Laura Fragua Cota grew up at Jemez Pueblo in central New Mexico, where both her parents have lived all their lives. When she told her grandmother she wanted to be an artist, she was advised to find a secretarial job instead, where she could dress up and have a nice office.
After high school, Cota became interested in art therapy as a way to use her creativity to help people. While studying in the social work program of the now-defunct University of Albuquerque, she decided she needed more hands-on experience. “I thought if a client comes to me and he’s a sculptor or a painter, I need to understand the language of the medium.” So, she enrolled at the Institute of American Indian Arts in Santa Fe.
Her years at the Institute were formative, and they continue to influence her life and work today. Some male artists on the faculty were condescending to women students, but others provided support and mentoring, including Ottilie Loloma, Charles Daly and celebrated Apache sculptor, Allan Houser.
Cota paints and sculpts pieces in limestone and alabaster.
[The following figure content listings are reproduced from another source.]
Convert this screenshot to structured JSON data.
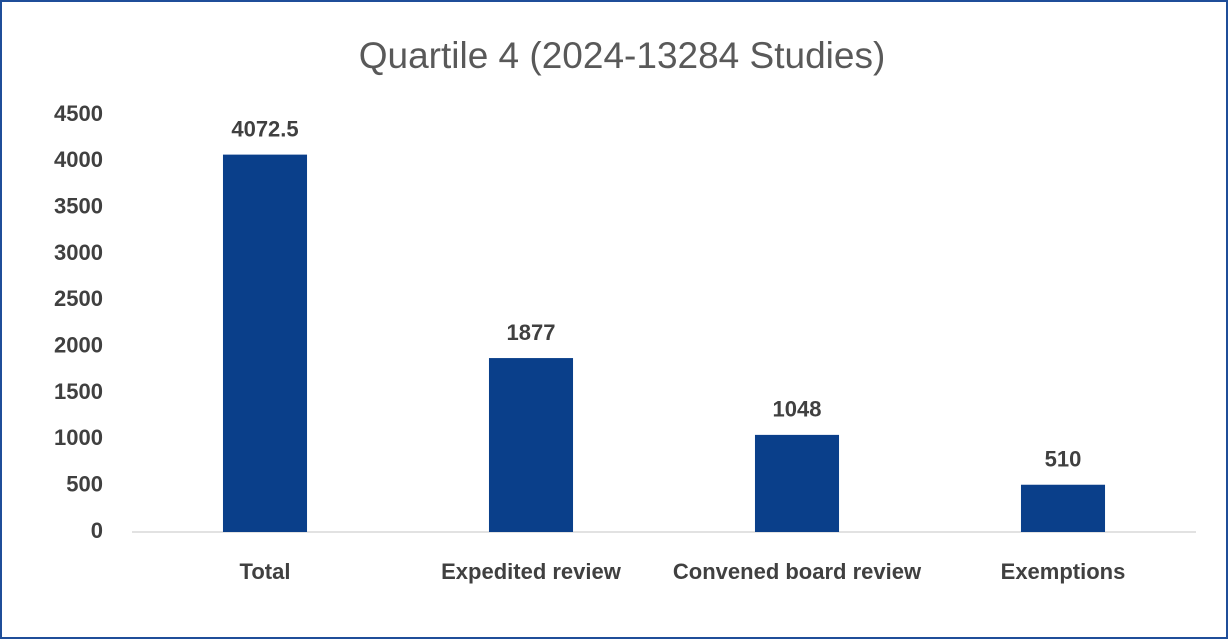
{
  "chart_data": {
    "type": "bar",
    "title": "Quartile 4 (2024-13284 Studies)",
    "categories": [
      "Total",
      "Expedited review",
      "Convened board review",
      "Exemptions"
    ],
    "values": [
      4072.5,
      1877,
      1048,
      510
    ],
    "color": "#0a3f8a",
    "ylim": [
      0,
      4500
    ],
    "yticks": [
      0,
      500,
      1000,
      1500,
      2000,
      2500,
      3000,
      3500,
      4000,
      4500
    ]
  }
}
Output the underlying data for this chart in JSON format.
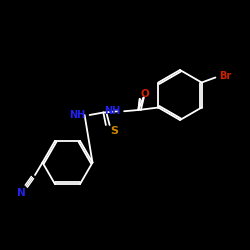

Some of her works are traditional depictions of Indian figures, but she also works with abstraction because of what she considers its universality and emphasis on emotion and movement.
Occasionally working with social commentary, she created a mixed-media construction for a Christopher Columbus-themed exhibition. Made on a piece of animal hide shaped like the United States, “A Pathway of Our Future” depicts a line of dying babies, men and women rising to the sky. At Santa Fe’s 1994 Indian Market, the work received the Patrick Suazo-Hinds Award.
Laura Fragua Cota’s work is part of the permanent collection of the Institute of American Indian Art Museum in Santa Fe, where she has also served as curator. In 1998, she received New Mexico’s highest artistic honor, a Governor’s Award for Excellence in the Arts, with a concurrent exhibition at the Governor’s Gallery in the state capitol building.